I think that in my manner, I’m pretty much the same here on the SDMB as I am in real life. The major significant difference in the way I present myself is that IRL I curse way, way more than I do here. It’s a habit I’m trying to break, and not being successful at.
I also discuss controversial subjects here, which I do not tend to do IRL, but if I was to do so with my friends, I think my approach would be much the same.
Very, very close. Several people who know me online have expressed surprise upon meeting me in person and finding out that I’m pretty much the same; they expect me to be much more timid in real life. I even speak kinda like this.
I think I’m pretty close, but there is an aspect of my online personality that annoys me – when I write on the SDMB or online in general, I qualify my comments all the darn time. This is some sort of zany effort to not come on too strong or off-putting, to temper the things I say with a lot of "on the other hand, " “some people believe,” “you may or may not want to consider” … it drives me crazy when I read my own posts sometimes. In real life, one of my strengths is that I’m pretty good at picking up on the reactions of the people I speak with, and incorporating that into how I approach the topic of the conversation. On the internet, I feel a little blind in this regard and overcompensate. I think it makes me sound prissy and wishy-washy.

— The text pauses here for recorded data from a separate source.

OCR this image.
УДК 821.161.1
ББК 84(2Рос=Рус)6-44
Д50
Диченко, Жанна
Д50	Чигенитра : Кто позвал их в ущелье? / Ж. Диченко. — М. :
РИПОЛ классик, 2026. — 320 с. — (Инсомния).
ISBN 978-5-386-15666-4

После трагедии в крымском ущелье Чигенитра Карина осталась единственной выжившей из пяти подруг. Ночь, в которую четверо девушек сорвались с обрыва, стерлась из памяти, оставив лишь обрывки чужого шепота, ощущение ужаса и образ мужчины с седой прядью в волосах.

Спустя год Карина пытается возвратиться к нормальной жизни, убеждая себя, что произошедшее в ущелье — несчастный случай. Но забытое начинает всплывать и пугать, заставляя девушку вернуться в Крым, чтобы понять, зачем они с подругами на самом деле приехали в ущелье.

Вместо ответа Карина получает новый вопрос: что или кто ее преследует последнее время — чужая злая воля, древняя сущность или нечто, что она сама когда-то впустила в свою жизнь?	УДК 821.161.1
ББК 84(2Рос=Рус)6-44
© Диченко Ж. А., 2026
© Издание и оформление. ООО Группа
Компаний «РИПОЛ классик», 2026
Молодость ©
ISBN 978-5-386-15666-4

I’d echo both of those statements about myself. Pertaining to the first, I work a blue collar job and that sort of enviroment is conducive to profanity, plus I don’t believe that words are intrinsically vulgar, so I say what I want to say. I also don’t enter into many controversial debates IRL, mainly because the opportunity to do so rarely presents itself.
To add to these, I’d have to say that, compared to how I (normally) speak, my language here is much more pretentious. I use bigger words, make all attempts to abide by the ‘rules’ of grammar and generally pay much more attention to sentence structure here than I do elsewhere. (I just want to add that I don’t do this to try to come across as being better informed or more intelligent than I really am-I’m an aspiring writer, and one of the main reasons I joined this board was so that I could attempt to convey my thoughts, accurately and correctly, in a timely fashion. As to the big words, I try to use them only when they are the most accurate option-I am not a fan of people trying to impress with their vocabulary, but there is something satisfying about being able to express precisely what you mean, and a large vocabulary lends itself to that end.)

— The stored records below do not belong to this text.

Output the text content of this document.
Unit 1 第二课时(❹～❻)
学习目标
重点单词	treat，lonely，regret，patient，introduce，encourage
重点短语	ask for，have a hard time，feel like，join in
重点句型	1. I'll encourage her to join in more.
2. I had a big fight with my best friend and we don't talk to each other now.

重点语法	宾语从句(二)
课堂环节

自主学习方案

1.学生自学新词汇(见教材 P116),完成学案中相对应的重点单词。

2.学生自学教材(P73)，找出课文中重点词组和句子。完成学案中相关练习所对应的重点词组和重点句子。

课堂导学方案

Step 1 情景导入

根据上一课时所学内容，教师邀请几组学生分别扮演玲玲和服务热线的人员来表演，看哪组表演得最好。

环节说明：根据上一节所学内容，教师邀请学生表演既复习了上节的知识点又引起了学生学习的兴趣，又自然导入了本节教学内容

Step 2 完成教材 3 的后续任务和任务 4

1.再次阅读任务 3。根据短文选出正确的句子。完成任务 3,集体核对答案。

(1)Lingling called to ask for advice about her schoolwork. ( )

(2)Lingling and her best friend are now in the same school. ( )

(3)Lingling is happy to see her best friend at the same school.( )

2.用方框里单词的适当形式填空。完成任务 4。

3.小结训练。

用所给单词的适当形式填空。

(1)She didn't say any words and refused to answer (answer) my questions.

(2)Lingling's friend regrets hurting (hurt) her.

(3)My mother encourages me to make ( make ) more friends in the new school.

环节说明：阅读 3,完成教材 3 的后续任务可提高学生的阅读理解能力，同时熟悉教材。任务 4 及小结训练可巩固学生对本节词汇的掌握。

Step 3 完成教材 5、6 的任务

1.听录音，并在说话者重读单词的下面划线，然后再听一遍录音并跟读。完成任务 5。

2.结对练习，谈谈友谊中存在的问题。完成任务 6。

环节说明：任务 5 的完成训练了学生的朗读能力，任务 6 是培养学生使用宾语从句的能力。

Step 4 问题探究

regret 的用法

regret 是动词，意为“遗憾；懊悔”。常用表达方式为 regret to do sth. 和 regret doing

I’m sort of OCD when it comes to words-it drives me mad when people use a word without regard to its nuances/connotations. I’m sure around here my utile vocab is pretty average, but IRL-Boy oh boy…
I’m pretty much the same, I think, except probably much more assertive IRL. I’ve seen enough trainwrecks on this board to know to tread very lightly unless it’s very, very important that I say something that may be controversial. There’s always that handful of Dopers just sitting there waiting for someone to say something the slightest bit twisted so they can skin them alive in unison. I’m much more outspoken IRL.
Also I’m much funnier IRL. I slay 'em, I tell you.
I try to be honest in all my posts, but I guess I’m different in the sense that sometimes I post things as if they are The Absolute Only Way Things Are and the truth is, I’m much more wishy-washy IRL.
For example, earlier today I made a post about being terrified of children, that would make you think I’m some kind of child-hating freak… then I unexpectedly met up with my cousins, 3 and 8, and had a blast, an experience which totally defied the message of my post. I guess my real life just varies more than my posts. I tend to use extreme language because in that moment I think I really do believe what I’m saying is the Absolute Truth About Me.
Then later I want to go back and say, ‘‘Well, that’s only half the story…’’
I seem more levelheaded on here than IRL, simply because I have to stop and think as I type, and then check for errors/spelling, which also gives me time to reword anything that might come off wrong, or to simply delete instead of submit. I guess I’m a bit more prone to joining in on conversations here, as well. I quickly become overwhelmed in a RL conversation consisting of a group of people, so I get shy, or I get quiet and end up being drowned out. So I like the fact that even if no one cares about what I have to say on here, at least I get the chance to say it!
Pretty much the same. IRL, I’m much more a listener than a talker – and actually, despite my post count, I’m not sure I’m a big talker here. A lot of my posts are just a sentence or two, I rarely write screeds.